Interior Department clears way for experiments in extracting shale oil in Colorado

DENVER (AP) _ Companies hoping to tap an estimated 100-year supply of shale oil locked in rock formations under Colorado, Utah, and southwest Wyoming have won federal approval for experimental extraction

Tuesday, November 14th 2006, 6:11 am

By: News On 6


DENVER (AP) _ Companies hoping to tap an estimated 100-year supply of shale oil locked in rock formations under Colorado, Utah, and southwest Wyoming have won federal approval for experimental extraction projects.

Not since the 1980s have companies been as interested as they are now in extracting oil from the rock, which has historically been a laborious and expensive process.

The Interior Department authorized 10-year leases for Shell Frontier Oil & Gas Co., Chevron USA and EGL Resources Inc. for 160-acre parcels for research and development projects in northwest Colorado.

The companies must submit detailed development plans, monitor groundwater, and obtain all required permits to protect air and water quality, the department said Monday in its decision.

The projects could begin as early as next summer.

Since 1996, Shell has tested procedures on private land in western Colorado that involve baking shale rock in the ground with electric heating rods, then pumping the melted oil to the surface. The plan is to circulate refrigerants such as ammonia dioxide through underground pipes to freeze adjacent areas to keep groundwater away from the melted oil.

Earlier this year, the Bureau of Land Management declared the projects would have no significant environmental impact. In authorizing the leases, the Interior Department agreed with that assessment.

``These R&D projects will allow us to test our belief that we have the knowledge and expertise to develop this resource effectively, economically and with the responsibility to the environment and to local communities,'' said C. Stephen Allred, assistant Interior secretary for land and minerals management.

Still unresolved, however, are concerns voiced by some state and federal agencies and environmentalists that the Bureau of Land Management understated or failed to adequately analyze threats to air and water.

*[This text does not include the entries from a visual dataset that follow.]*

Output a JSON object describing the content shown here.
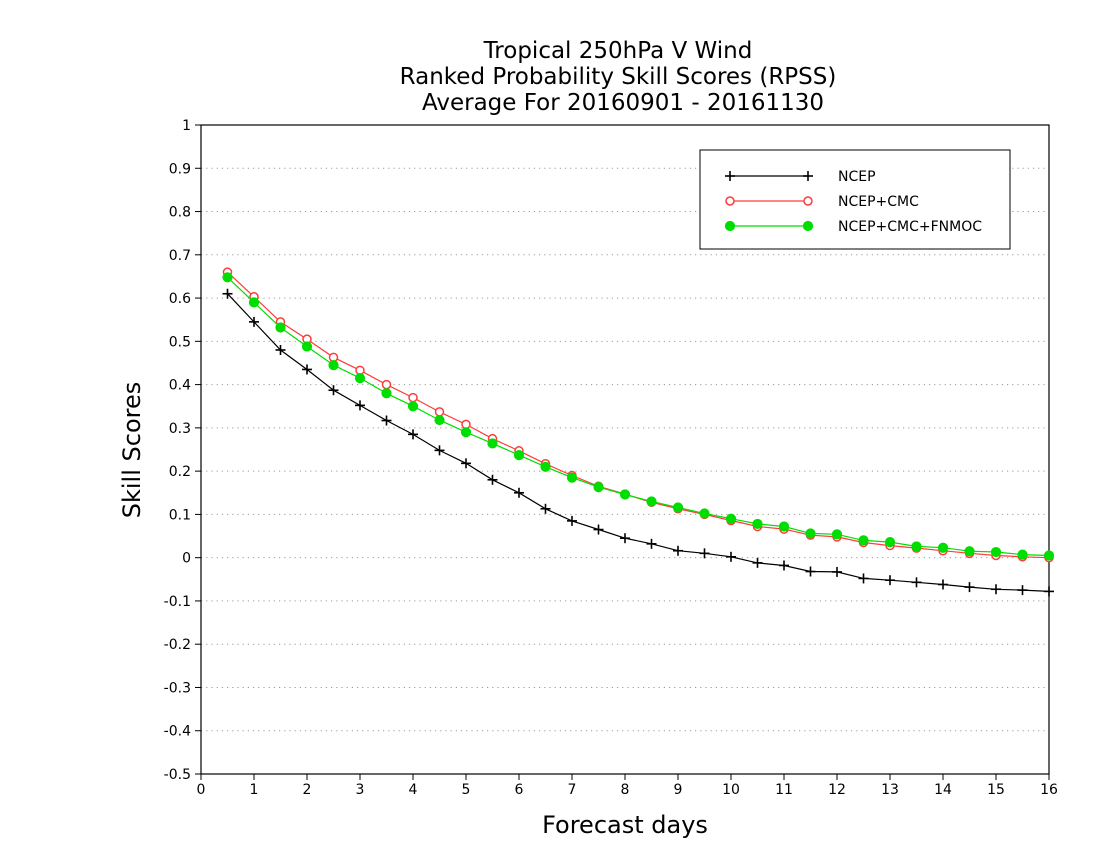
{
  "chart_data": {
    "type": "line",
    "title": [
      "Tropical 250hPa V Wind",
      "Ranked Probability Skill Scores (RPSS)",
      "Average For 20160901 - 20161130"
    ],
    "xlabel": "Forecast days",
    "ylabel": "Skill Scores",
    "xlim": [
      0,
      16
    ],
    "ylim": [
      -0.5,
      1
    ],
    "xticks": [
      0,
      1,
      2,
      3,
      4,
      5,
      6,
      7,
      8,
      9,
      10,
      11,
      12,
      13,
      14,
      15,
      16
    ],
    "yticks": [
      -0.5,
      -0.4,
      -0.3,
      -0.2,
      -0.1,
      0,
      0.1,
      0.2,
      0.3,
      0.4,
      0.5,
      0.6,
      0.7,
      0.8,
      0.9,
      1
    ],
    "grid": "horizontal dotted",
    "legend_position": "top-right",
    "x": [
      0.5,
      1,
      1.5,
      2,
      2.5,
      3,
      3.5,
      4,
      4.5,
      5,
      5.5,
      6,
      6.5,
      7,
      7.5,
      8,
      8.5,
      9,
      9.5,
      10,
      10.5,
      11,
      11.5,
      12,
      12.5,
      13,
      13.5,
      14,
      14.5,
      15,
      15.5,
      16
    ],
    "series": [
      {
        "name": "NCEP",
        "color": "#000000",
        "marker": "plus",
        "values": [
          0.61,
          0.545,
          0.48,
          0.435,
          0.387,
          0.352,
          0.317,
          0.285,
          0.248,
          0.218,
          0.18,
          0.15,
          0.113,
          0.085,
          0.065,
          0.045,
          0.032,
          0.016,
          0.01,
          0.002,
          -0.012,
          -0.018,
          -0.032,
          -0.033,
          -0.048,
          -0.052,
          -0.057,
          -0.062,
          -0.068,
          -0.073,
          -0.075,
          -0.078
        ]
      },
      {
        "name": "NCEP+CMC",
        "color": "#ff3b3b",
        "marker": "open-circle",
        "values": [
          0.66,
          0.603,
          0.545,
          0.505,
          0.463,
          0.433,
          0.4,
          0.37,
          0.337,
          0.308,
          0.275,
          0.247,
          0.217,
          0.19,
          0.165,
          0.147,
          0.128,
          0.113,
          0.1,
          0.086,
          0.072,
          0.066,
          0.052,
          0.048,
          0.035,
          0.028,
          0.022,
          0.016,
          0.01,
          0.005,
          0.002,
          0.0
        ]
      },
      {
        "name": "NCEP+CMC+FNMOC",
        "color": "#00dd00",
        "marker": "filled-circle",
        "values": [
          0.648,
          0.59,
          0.532,
          0.488,
          0.445,
          0.415,
          0.38,
          0.35,
          0.318,
          0.29,
          0.264,
          0.237,
          0.21,
          0.185,
          0.163,
          0.146,
          0.13,
          0.116,
          0.102,
          0.09,
          0.078,
          0.072,
          0.056,
          0.054,
          0.04,
          0.036,
          0.026,
          0.023,
          0.015,
          0.013,
          0.007,
          0.005
        ]
      }
    ]
  }
}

There wasn't enough information about the effects on streams and groundwater to ensure protection of fish, including Colorado River cutthroat trout, listed by the state as a species of special concern, the Division of Wildlife wrote in comments to the bureau.

The wildlife division and the U.S. Geological Survey also said information was inadequate on the kinds of substances that will be released by the extraction process.

``I'm concerned that the BLM didn't take seriously the comments that various experts expressed,'' said Bob Randall, staff attorney for Western Resource Advocates, an environmental law and policy group.

Bureau spokesman Vaughn Whatley said such concerns prompted the agency to take a ``hard look'' at the data, but didn't change the overall environmental analysis.